Arcieri przyjechał do Gdańska w 2019 roku. Dlaczego? - Chciałem spróbować swych sił poza regionem śródziemnomorskim. Sprawdzić się w innej kulturze. Dostałem taką szansę od Paco. I nie żałuję. Czuję się tu świetnie i poznałem tu Agnieszkę, moją przyszłą żonę - mówi nam.
Michelin jak Oscar
Czy gwiazdka Michelina dużo zmienia? - To jest jak Oscar dla hollywoodzkiego aktora. Oznacza, że wszystkie moje wysiłki, praca i poświęcenie miały sens. Ale myślę, że ta gwiazdka jest także ważna dla Gdańska, bo musimy to miasto rozwijać także kulinarnie. Możemy w gastronomii osiągnąć poziom Włoch czy Francji - zapewnia Arcieri.
Jak dostaje się taką gwiazdkę? Proces jest zawsze taki sam: inspektorzy Michelina - tajniacy - pojawiają się w restauracji. Oceniają, anonimowo, jakość jedzenia i obsługę. Co roku publikują nowy przewodnik i z niego można się dowiedzieć, czy dostało się gwiazdkę czy nie. Arcieri dowiedział się z Instagrama Michelina, bo tam informacja została podana jako pierwsza.
Ostryga w barszczu raz!
Arco by Paco Pérez to teoretycznie restauracja z kuchnią śródziemnomorską, ale szef kuchni nie chce się w niej ograniczać tylko do tamtego rejonu.
- Łączymy kuchnię hiszpańską, moje włoskie korzenie, a teraz także smaki z Polski.
Pytam jakie.
- Agnieszka zabiera mnie do swojego rodzinnego domu w Dęblinie. Więc znam barszcz, flaki czy mizerię. Moja praca to rodzaj gry między różnymi tradycjami kulinarnymi. Produkt śródziemnomorski o polskim smaku. Na przykład ostryga w barszczu.

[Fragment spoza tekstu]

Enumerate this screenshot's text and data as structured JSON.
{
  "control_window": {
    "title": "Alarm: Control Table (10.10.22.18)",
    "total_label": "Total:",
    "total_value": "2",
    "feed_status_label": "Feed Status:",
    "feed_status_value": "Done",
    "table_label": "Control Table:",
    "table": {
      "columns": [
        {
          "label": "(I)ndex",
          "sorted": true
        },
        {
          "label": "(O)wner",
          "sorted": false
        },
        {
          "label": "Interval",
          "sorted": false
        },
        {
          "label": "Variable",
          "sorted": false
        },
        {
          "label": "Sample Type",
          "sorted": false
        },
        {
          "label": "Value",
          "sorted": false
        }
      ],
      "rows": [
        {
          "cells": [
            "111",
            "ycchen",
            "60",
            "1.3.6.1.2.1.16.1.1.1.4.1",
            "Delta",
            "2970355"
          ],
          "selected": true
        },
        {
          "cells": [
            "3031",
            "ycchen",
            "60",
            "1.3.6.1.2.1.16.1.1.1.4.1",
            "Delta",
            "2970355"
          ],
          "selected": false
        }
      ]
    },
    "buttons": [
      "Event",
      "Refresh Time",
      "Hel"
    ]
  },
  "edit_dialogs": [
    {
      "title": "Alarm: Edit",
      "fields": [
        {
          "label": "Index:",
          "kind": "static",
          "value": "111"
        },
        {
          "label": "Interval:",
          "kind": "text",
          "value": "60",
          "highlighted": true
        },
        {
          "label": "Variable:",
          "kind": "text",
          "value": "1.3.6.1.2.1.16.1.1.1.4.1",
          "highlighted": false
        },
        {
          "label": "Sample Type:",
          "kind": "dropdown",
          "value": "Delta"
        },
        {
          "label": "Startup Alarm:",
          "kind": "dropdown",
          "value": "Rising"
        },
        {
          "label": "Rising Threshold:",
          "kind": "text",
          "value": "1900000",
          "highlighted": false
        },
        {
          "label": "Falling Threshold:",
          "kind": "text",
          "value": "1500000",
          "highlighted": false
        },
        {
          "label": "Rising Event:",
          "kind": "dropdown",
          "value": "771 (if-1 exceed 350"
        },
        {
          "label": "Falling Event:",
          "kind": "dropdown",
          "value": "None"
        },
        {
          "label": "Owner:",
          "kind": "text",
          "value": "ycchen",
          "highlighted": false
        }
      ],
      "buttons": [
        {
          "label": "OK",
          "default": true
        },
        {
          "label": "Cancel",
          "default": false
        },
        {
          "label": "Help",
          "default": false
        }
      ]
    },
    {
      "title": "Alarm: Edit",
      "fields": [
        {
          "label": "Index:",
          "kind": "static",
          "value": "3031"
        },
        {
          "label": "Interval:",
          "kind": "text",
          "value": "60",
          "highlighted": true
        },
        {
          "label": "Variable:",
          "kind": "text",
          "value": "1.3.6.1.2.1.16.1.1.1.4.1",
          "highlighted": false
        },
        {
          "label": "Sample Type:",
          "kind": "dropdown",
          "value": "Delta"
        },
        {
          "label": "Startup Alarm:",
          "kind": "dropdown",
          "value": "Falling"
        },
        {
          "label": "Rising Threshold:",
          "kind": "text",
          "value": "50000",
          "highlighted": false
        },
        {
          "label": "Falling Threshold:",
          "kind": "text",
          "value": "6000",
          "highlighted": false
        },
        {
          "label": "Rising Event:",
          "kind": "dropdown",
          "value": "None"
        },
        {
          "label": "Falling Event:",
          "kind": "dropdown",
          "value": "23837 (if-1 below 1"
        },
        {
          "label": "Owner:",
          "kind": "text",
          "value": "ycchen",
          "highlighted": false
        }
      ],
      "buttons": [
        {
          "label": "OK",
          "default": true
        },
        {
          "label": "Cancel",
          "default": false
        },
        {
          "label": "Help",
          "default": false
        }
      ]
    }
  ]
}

Ukochanym daniem Włocha z karty w Arco jest pasta patate. - Włoska pasta bez makaronu, ale z ziemniaków. Prosta potrawa, której inspiracją był mój nieżyjący już od trzech lat tata. To on ją robił w naszym rodzinnym domu. To jest mój hołd dla niego. On zawsze jest blisko mojego serca.
Pytam, jak kucharze z Arco (są wśród nich głównie Polacy, ale też osoby z Ukrainy, Filipin i Sri Lanki) świętowali zdobycie gwiazdki.
- Świętujesz jak drużyna piłkarska, która zdobyła mistrzostwo w trakcie sezonu. Pijesz szampana, ale nie za dużo, bo jutro idziesz do pracy - mówi Włoch. - Ci kucharze to są moi przyjaciele, moja rodzina. Wiedzą, kiedy mogą powiedzieć do mnie “Antonio”, a kiedy muszą powiedzieć “szefie”. Jest hierarchia, szacunek, ale po pracy jest przyjaźń.
Czy gwiazdka Michelina oznacza, że ceny pójdą w Arco w górę?
Antonio Arcieri wzrusza ramionami: - Ferrari zawsze jest drogie, bo zawsze jest dobre. Nie podnosisz nagle ceny ferrari, bo wygrało wyścig. Tak samo jest z naszym jedzeniem. Nie ma potrzeby podnosić teraz cen.